Over the past several weeks, Indianapolis Star reporters have drawn national recognition for their work. This well-deserved recognition will have a lasting effect on the newspaper’s profile.
But as management throughout Gannett has praised the tireless work of Star journalists, it has become impossible to ignore that negotiations between Gannett and the Indianapolis Newspaper Guild have completely stalled.
At the center of the issue: health care for Guild members.
In a prior contract, Guild members negotiated to ditch Gannett’s inadequate health care plan. We found a better deal through the United Furniture Workers Insurance Fund — at no additional cost to Gannett.
Yet that’s no longer good for Gannett. The company no longer wants to support its hard-working employees’ wishes.
If members agreed to switch to Gannett’s health plan, we would pay more for inferior coverage. That’s why we’re fighting.
When our contract expired Dec. 21, the Guild and Gannett agreed to maintain the status quo of last year’s health plan on a monthly basis. The agreement is already affecting Guild members. Some members are paying at least $60 more per month for their health care, as negotiations drag on.
The past several weeks have shown us how much #JournalismMatters. Now it’s time to recognize that the people who make journalism possible matter, too.
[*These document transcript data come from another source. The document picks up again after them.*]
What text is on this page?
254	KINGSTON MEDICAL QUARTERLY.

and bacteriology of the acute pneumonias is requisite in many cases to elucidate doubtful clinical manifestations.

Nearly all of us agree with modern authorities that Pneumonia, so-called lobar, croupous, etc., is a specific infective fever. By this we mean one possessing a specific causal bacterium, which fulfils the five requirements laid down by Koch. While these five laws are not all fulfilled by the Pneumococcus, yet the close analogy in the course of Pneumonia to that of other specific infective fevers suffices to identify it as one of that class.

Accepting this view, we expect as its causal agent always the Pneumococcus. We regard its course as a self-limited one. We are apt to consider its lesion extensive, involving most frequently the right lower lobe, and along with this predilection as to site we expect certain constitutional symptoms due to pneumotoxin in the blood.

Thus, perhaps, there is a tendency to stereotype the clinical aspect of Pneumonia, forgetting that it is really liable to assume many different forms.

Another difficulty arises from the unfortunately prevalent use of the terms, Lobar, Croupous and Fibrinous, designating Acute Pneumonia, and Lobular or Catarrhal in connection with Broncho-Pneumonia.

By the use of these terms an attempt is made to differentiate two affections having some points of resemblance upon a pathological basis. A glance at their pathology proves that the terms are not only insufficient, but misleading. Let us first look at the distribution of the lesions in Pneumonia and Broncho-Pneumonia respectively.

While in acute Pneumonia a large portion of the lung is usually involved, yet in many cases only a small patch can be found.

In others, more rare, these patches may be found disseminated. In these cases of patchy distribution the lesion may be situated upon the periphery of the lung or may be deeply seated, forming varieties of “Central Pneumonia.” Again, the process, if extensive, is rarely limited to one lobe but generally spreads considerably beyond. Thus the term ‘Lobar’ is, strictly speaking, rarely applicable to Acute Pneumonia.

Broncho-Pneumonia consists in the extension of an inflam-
As we work to persuade Gannett to cover our 2016 health insurance cost increases, we learned something very interesting late last week: Gannett is already planning to do that for another of the newspapers in its chain.
We refer to the Gannett paper in Sheboygan, WI, which like us signed on last year with the United Furniture Workers as its insurance provider. Sheboygan’s management agreed to pay between 5 and 6 percent more in 2016, enough to cover the entirety of the health insurance cost increases at Sheboygan. That’s about the same price increase we face with our plan.
Yet for some reason, Star management insists that our people bear the full burden of the 2016 health insurance cost increases. It’s a troubling move that for workers with families could amount to a pay cut of nearly $1,000 next year. Most other workers would see increases of $200 to $300 next year.
A year ago, The Guild went out and found a better insurance than Gannett’s, one that kept costs the same or lower while increasing benefits. In some cases, our members saved thousands of dollars. It was a win for The Star, too. The Guild’s insurance made The Star’s benefits package more attractive to potential new hires.
Now, it seems as if The Star is trying to take advantage of our savings by shifting more costs to employees rather than sharing the load next year. It’s not that way in Sheboygan. It doesn’t have to be that way here.
Are The Star’s employees and their families less valuable than Sheboygan’s? We don’t think so. Let us know what you think.